Bully Pulpit: Wish vs. Reality


Sex and disability used to be strange bedfellows, but no more. After decades of declaring that cultural stereotyping is responsible for the misconception that disabled people are mostly asexual, maybe it’s time we changed our tune. Two television series, Push Girls, and now the remade Ironside, have been hawking sexuality like peanuts at Yankee Stadium.

With apologies to Jeff Shannon, who will explore the demise of the new Ironside in an upcoming New Mobility issue, this is my mini-take on the sex and disability media revolution — with Ironside anchoring both ends of a 45-year timespan.

Raymond Burr as the original Ironside was anything but alluring. His game was mental, his electric wheelchair nothing more than a standard 1970s manual chair with a toggle switch and a battery — which he somehow needed as a low para. He moved awkwardly on institutional tires, a stiff in a suit when he rolled, more at ease being pushed. His character was a construct of low societal expectations and ignorance of spinal cord injury rather than the work of a knowledgeable screenwriter. Blame it on culture.

As for sex, Burr’s Ironside never rubbed elbows with anything remotely resembling it. He played a cross between Mr. Wizard and the Pillsbury Doughboy — no love interest needed.

But something funny happened in America this past half-century. The first Ironside, which debuted in 1967 and enjoyed an eight-year run, worked as a diversion from Vietnam body counts on the news and something called the sexual revolution. Three years after the series ended, Jon Voigt, playing a para/vet returning stateside in Coming Home, steamed up the screen in an explicit sex scene with Jane Fonda.

Then came Born on the Fourth of July (1989), The Waterdance (1992), and NM’s yearly Sex, Wheels and Relationships issue.

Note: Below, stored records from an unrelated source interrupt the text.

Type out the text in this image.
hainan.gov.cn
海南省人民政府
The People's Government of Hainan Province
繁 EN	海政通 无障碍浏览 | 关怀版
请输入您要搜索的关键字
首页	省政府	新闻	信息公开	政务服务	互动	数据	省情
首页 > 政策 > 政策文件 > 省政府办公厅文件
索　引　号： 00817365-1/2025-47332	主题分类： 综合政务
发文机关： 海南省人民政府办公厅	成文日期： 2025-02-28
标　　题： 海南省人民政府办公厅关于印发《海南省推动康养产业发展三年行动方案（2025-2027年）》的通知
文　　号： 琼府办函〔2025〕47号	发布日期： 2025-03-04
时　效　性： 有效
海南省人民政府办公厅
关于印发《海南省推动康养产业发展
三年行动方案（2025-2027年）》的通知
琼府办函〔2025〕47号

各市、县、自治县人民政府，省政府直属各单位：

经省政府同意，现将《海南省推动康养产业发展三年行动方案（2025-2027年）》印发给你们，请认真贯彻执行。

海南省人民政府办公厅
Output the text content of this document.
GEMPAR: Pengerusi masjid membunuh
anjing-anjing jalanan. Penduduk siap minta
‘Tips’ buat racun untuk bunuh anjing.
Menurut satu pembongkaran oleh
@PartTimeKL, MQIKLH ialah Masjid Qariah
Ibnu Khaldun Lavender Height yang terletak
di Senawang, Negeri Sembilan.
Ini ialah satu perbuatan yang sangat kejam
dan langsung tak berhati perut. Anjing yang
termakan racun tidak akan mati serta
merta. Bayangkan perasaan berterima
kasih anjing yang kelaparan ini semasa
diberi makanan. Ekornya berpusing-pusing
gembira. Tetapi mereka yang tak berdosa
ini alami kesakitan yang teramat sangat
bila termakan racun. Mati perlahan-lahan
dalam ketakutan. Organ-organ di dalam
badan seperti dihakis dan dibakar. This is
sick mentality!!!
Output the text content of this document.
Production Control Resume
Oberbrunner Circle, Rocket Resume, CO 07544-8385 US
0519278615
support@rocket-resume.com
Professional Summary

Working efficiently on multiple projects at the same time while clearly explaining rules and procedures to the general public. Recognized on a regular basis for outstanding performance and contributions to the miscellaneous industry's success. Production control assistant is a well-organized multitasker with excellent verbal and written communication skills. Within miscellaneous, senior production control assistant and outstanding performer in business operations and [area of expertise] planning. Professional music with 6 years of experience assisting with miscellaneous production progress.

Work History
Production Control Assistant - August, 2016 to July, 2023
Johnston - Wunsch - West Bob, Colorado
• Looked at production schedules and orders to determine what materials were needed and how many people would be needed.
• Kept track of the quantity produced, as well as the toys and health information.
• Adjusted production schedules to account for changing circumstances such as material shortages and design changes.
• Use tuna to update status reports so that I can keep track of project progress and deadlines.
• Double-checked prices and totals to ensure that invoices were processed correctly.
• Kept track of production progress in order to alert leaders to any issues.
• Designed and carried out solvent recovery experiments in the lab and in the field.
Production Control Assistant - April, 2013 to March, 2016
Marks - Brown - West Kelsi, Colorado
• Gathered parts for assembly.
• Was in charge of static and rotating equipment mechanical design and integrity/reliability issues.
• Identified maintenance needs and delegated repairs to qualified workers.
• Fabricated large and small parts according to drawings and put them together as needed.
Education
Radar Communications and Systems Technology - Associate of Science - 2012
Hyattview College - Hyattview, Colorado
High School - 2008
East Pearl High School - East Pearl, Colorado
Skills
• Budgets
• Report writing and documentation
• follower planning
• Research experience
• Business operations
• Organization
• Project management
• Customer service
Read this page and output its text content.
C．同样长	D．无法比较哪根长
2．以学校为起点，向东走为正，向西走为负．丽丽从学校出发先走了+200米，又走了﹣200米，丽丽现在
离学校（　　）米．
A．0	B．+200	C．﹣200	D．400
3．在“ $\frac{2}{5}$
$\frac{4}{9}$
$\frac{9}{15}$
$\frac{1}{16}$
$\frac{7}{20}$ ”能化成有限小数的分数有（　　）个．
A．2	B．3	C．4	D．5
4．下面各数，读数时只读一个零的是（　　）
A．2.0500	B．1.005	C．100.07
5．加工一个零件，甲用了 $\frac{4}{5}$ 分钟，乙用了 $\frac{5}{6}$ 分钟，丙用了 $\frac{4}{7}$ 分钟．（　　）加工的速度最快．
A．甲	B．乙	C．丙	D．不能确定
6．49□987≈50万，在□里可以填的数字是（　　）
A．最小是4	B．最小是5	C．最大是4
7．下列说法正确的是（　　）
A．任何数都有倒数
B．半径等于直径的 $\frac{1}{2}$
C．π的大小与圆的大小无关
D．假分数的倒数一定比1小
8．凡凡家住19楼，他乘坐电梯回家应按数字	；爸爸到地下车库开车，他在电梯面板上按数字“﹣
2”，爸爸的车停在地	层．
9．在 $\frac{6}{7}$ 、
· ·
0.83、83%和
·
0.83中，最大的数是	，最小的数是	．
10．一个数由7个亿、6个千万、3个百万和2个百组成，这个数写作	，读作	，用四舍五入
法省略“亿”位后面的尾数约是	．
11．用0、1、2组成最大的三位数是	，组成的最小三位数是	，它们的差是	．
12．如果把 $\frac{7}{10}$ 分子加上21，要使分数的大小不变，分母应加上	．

It was coming-of-age time for disability and sex in America. Well, almost.

Women wheelers were left out of the media world’s sexual equation. But a huge barrier fell when Ellen Stohl, a low quad with good old-fashioned sex appeal plus brains, appeared in Playboy. By the time the Push Girls arrived in their contemporary reality show, the pendulum had completed a 180-degree arc.

Riding that momentum came Blair Underwood, the new Ironside. Black and buff, he was continually moving in his Whirlwind Rough Rider (USA version), spinning and wheeling, starting and stopping like a tennis player trying out a high-performance chair. But sex, not sports, seemed to be standard fare for this Ironside, who is no stranger to bedroom scenes.

What now? Will sex appeal become the predominant casting criterion for disabled characters? Will the box office demand it? What about the real wheelers who keep running into closed doors or getting turned away? When will we see them in the juicy new roles?

What we have now is the appearance of progress. Let’s hope it’s not another beware-what-you-wish-for trap.